All three continuous structural benchmarks were met. Performance under the RSF arrangement has been equally satisfactory. Two reform measures, related to the analysis on climate-related fiscal risks in the budget and to the adoption of a disaster risk management policy, were implemented ahead of this review.
Mr. Okamura, Deputy Managing Director and Acting Chair, said at the completion of the review that “Economic activity in the Democratic Republic of the Congo (DRC) remains resilient, underpinned by robust performance in the mining sector, and inflationary pressures have moderated.
“Notwithstanding the positive outlook, downside risks persist, particularly related to security and humanitarian challenges, deeper and more prolonged cuts in official development assistance, and renewed commodity price volatility. Program performance has been satisfactory, and the authorities remain committed to their reform agenda.
“Persistently elevated security spending and other shocks have weighed on budget execution and the outlook. Security spending is expected to remain elevated in the near term, necessitating sustained fiscal discipline and a gradual move toward a resource-based fiscal framework.
“Targeted public financial management reforms—including enforcement of spending chain controls—will help curb procyclicality of spending, create space for investment and social spending, build resilience to shocks, and strengthen fiscal credibility. Ensuring adequate social spending, given the humanitarian crisis, is critical.

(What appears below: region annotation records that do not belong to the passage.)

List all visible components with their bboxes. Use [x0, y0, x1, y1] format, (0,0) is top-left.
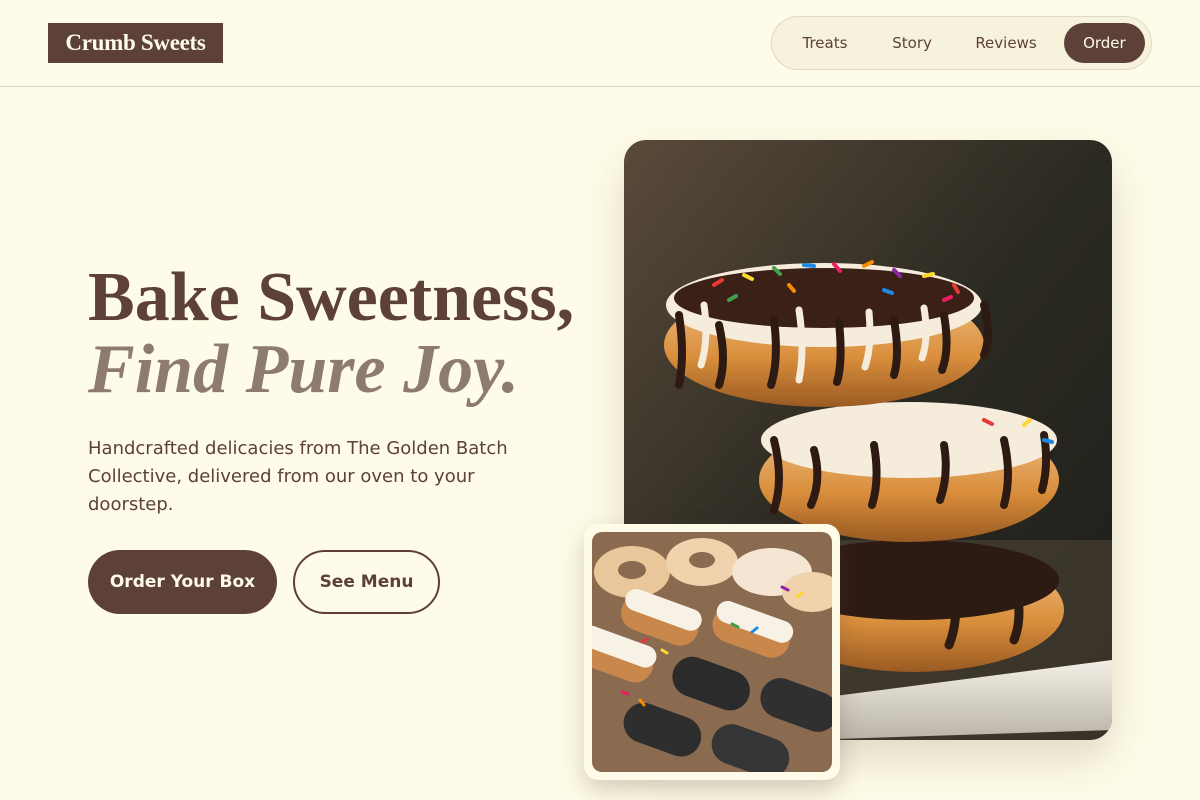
main-nav: Treats Story Reviews Order	[771, 16, 1152, 70]
headline-line-2: Find Pure Joy.	[88, 331, 520, 408]
nav-item-treats[interactable]: Treats	[778, 23, 872, 63]
nav-item-order[interactable]: Order	[1063, 23, 1145, 63]
brand-logo[interactable]: Crumb Sweets	[48, 23, 223, 63]
site-header: Crumb Sweets Treats Story Reviews Order	[0, 0, 1200, 87]
donut-tray-image	[592, 532, 832, 772]
hero-description: Handcrafted delicacies from The Golden B…	[88, 438, 508, 515]
nav-item-story[interactable]: Story	[872, 23, 952, 63]
hero-headline: Bake Sweetness, Find Pure Joy.	[88, 262, 608, 406]
order-box-button[interactable]: Order Your Box	[88, 550, 277, 614]
thumbnail-card	[584, 524, 840, 780]
headline-line-1: Bake Sweetness,	[88, 259, 575, 336]
nav-item-reviews[interactable]: Reviews	[952, 23, 1060, 63]
see-menu-button[interactable]: See Menu	[293, 550, 440, 614]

“A cautious, data-dependent monetary policy is appropriate. High uncertainties underscore the importance of carefully monitoring liquidity conditions and standing ready to adjust monetary policy as needed.
“Continued efforts to accumulate reserves, while safeguarding the role of the exchange rate as a shock absorber, remain paramount to building external resilience. The authorities are taking steps to strengthen the monetary policy framework and implement safeguards assessment recommendations.
“Measures to improve monetary policy transparency and communication and strengthen central bank independence would help to anchor expectations. Avoiding the occurrence of multiple currency practices is important.
“Advancing reforms to improve governance and transparency, strengthen anti-corruption and AML/CFT frameworks and enhance the business climate is critical for supporting private sector development and promoting diversified, sustainable, and inclusive growth.
“The implementation of reform measures under the Resilience and Sustainability Facility, including ahead of schedule, will help to mitigate the impacts of climate change on longer-term balance of payments stability.”